A riferirlo in una nota sono il coordinatore provinciale Mario Settino e la coordinatrice regionale Irene Galletti.
"La lista denominata Officina, infatti, si è connotata da subito come una lista civica, composta da appartenenze politiche varie e variegate, e il M5S ha aderito informalmente con la candidatura di alcuni suoi iscritti, senza però imporre il proprio simbolo politico specifico. - hanno spiegato - Attualmente, a seguito dell’uscita non concordata dalla maggioranza, e della permanenza in Consiglio, dell’assessore Alessio Landi (iscritto al M5S ma eletto come civico), nello stesso Consiglio è nato un gruppo che si autodefinisce 'Gruppo Consiliare SanVincenzo5stelle' senza che alcuno abbia chiesto l’uso formale del nostro simbolo, e senza che gli sia stato autorizzato".

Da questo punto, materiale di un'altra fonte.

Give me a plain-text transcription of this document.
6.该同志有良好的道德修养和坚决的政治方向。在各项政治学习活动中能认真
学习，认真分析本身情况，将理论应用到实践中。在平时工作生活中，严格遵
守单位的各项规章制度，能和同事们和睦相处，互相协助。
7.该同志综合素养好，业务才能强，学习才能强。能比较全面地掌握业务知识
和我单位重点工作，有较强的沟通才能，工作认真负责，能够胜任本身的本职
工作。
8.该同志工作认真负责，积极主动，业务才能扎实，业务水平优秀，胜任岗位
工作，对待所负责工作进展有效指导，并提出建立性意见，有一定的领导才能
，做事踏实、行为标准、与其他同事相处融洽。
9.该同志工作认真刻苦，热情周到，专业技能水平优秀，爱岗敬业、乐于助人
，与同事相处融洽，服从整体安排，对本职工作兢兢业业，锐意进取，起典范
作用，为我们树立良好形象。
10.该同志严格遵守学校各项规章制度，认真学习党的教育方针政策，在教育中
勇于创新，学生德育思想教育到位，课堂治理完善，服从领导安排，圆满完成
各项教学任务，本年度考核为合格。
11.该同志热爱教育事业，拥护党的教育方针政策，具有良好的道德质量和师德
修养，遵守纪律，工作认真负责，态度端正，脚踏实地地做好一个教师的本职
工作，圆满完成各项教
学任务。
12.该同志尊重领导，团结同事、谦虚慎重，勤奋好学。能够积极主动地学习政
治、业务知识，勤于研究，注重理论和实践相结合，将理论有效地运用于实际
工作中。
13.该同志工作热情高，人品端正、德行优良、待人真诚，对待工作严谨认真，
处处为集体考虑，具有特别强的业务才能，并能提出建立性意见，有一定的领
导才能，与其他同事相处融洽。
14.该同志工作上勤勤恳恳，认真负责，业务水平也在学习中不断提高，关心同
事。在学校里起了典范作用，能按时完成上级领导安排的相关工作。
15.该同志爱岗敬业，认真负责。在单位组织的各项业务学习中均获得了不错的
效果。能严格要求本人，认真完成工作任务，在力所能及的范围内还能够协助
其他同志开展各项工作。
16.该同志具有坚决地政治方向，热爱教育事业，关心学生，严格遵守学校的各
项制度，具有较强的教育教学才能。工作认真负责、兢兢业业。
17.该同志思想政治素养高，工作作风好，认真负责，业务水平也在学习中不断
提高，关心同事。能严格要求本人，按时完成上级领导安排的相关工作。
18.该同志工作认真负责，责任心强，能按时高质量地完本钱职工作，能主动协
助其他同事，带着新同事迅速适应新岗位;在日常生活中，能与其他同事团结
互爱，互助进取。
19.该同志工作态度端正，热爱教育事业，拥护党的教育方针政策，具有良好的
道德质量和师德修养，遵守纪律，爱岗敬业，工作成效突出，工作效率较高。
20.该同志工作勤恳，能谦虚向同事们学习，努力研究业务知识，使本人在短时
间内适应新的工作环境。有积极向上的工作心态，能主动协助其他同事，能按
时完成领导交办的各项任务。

"Ricordiamo che chi è stato eletto come civico, senza simboli di partito, non può poi approfittarsi della permanenza in Consiglio per creare un gruppo politico che non ha avuto l’avallo dei cittadini, ribadiamo infatti che né Landi né Cascone, che è subentrato in Consiglio e che ha aderito al 'Gruppo Consiliare SanVicenzo5stelle', si sono presentati alle elezioni comunali con il simbolo del M5S ma come civici. - hanno ribadito - Facciamo inoltre presente che anche l’assessore Antonella Cucinotta, ancora in carica, è iscritta al M5S. Eppure, la stessa Antonella Cucinotta svolge il suo mandato da civica, così come deve essere, senza appropriarsi indebitamente del nostro simbolo".
Il Movimento 5 Stelle si è dunque dissociato da qualunque uso non autorizzato del simbolo. "Il simbolo del Movimento 5 Stelle rappresenta una intera comunità e non può certo essere usato a proprio uso e consumo", hanno concluso Settino e Galletti.